Devynck: “Dat is waar: als je echt gefrustreerd bent, als het leven je ongelukkig maakt, moet je proberen om daaruit te breken. Maar in het algemeen vind ik dat mensen te vaak bezig zijn met wat er geweest is, en wat er nog moet zijn. En te weinig met wat er ís.
“(Denkt na) Weet je, ik hou heel erg van het repetitieproces dat bij een rol hoort, evenveel als van de definitieve vertolking. En ook in mijn teken- en schilderwerk hou ik van het proberen, het schaven, het corrigeren – ik vind het heel moeilijk om te zeggen dat iets helemaal klaar is. En zo wil ik dus ook leven: als een schetser. Altijd weer gewoon in het nú leven, zonder heimwee naar wat voorbij is, zonder zorgen over wat nog komen moet.

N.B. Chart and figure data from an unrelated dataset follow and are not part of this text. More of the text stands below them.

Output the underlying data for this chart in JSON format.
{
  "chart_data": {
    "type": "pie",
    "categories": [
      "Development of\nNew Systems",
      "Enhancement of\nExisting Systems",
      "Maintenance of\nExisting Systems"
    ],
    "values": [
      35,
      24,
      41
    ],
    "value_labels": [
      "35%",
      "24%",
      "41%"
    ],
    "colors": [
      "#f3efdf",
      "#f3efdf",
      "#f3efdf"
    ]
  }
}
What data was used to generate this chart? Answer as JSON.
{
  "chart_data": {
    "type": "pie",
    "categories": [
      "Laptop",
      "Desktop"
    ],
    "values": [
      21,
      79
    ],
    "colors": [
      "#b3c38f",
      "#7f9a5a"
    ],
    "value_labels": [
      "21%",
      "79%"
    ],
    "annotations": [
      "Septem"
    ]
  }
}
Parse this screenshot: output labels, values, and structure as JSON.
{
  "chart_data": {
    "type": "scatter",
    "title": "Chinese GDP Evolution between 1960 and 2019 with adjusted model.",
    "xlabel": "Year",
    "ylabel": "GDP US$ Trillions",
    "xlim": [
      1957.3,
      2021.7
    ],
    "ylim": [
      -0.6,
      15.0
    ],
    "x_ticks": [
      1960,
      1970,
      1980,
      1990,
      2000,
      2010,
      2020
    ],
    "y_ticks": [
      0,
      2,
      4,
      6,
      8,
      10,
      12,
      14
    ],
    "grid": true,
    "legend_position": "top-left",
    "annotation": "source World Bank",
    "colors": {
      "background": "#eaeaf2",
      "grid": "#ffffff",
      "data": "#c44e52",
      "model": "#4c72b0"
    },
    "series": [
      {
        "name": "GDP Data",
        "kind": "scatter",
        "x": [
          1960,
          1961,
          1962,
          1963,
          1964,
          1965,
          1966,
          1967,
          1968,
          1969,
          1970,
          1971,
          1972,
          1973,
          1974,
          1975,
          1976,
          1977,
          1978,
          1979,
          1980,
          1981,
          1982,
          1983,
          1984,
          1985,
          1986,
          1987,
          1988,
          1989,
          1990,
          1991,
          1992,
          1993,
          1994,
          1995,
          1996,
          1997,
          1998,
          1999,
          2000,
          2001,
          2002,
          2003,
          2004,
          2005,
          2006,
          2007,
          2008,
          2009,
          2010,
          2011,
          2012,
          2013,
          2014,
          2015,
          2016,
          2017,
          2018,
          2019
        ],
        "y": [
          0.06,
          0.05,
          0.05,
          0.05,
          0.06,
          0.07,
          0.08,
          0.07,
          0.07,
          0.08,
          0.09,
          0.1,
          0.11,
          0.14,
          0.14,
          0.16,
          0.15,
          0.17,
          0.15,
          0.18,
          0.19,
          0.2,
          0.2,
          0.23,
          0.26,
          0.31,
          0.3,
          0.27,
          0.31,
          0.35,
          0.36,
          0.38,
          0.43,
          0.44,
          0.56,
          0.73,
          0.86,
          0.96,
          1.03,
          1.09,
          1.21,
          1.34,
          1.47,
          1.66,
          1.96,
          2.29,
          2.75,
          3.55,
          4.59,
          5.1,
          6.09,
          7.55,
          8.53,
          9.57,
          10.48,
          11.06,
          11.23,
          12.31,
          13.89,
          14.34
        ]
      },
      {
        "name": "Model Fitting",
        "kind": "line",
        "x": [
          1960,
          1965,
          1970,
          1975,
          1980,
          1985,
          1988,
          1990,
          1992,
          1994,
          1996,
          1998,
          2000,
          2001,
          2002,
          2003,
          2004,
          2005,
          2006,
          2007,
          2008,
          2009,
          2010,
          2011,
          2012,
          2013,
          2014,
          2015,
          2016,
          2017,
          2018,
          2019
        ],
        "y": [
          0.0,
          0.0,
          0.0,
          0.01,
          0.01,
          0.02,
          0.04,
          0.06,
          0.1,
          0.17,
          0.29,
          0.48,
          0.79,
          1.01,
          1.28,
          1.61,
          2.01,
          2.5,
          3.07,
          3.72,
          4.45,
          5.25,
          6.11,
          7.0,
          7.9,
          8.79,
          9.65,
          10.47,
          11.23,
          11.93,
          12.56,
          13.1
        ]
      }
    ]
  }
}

“Nu goed: dat is makkelijk gezegd, maar ik ben wel 50 moeten worden om daarachter te komen (lacht).”
Meditatie heeft je daarbij flink geholpen, toch?
Devynck: “Ja. Even stil worden en naar binnen gaan, even geen wagonnetje aan de locomotief van je gedachten hangen, alle gedachten even mennen... Dat heeft me ontzettend geholpen. Leren dat je intuïtie de gids is, dat je niet te veel moet nadenken.”
Heeft de pandemie niet net aangetoond dat goed nadenken – de ratio, de wetenschap – een uitweg biedt uit de crisis?
Devynck: “Uiteraard, maar op microniveau zou het geen kwaad kunnen als mensen de dingen eens wat mínder zouden overdenken. Dat eeuwige tobben – alles afwegen op een schaaltje, alles becijferen, alles in ‘Als, dan’-scenario’s willen gieten – is vernietigend.”
Waarin herken je, tot slot, nog het wilde, tomeloze kind dat je eens was?
Devynck (denkt lang na): “Ja, dat is een goeie vraag. Misschien in mijn verbondenheid met de natuur. Ik ben nog altijd het gelukkigst wanneer ik de elementen vóél. Het water, de wind, de zon, de grond: in dat immense geheel ben ik een klein schilfertje, en van die vaststelling word ik altijd weer opnieuw die blije, wilde, lichtjes roekeloze 10-jarige.”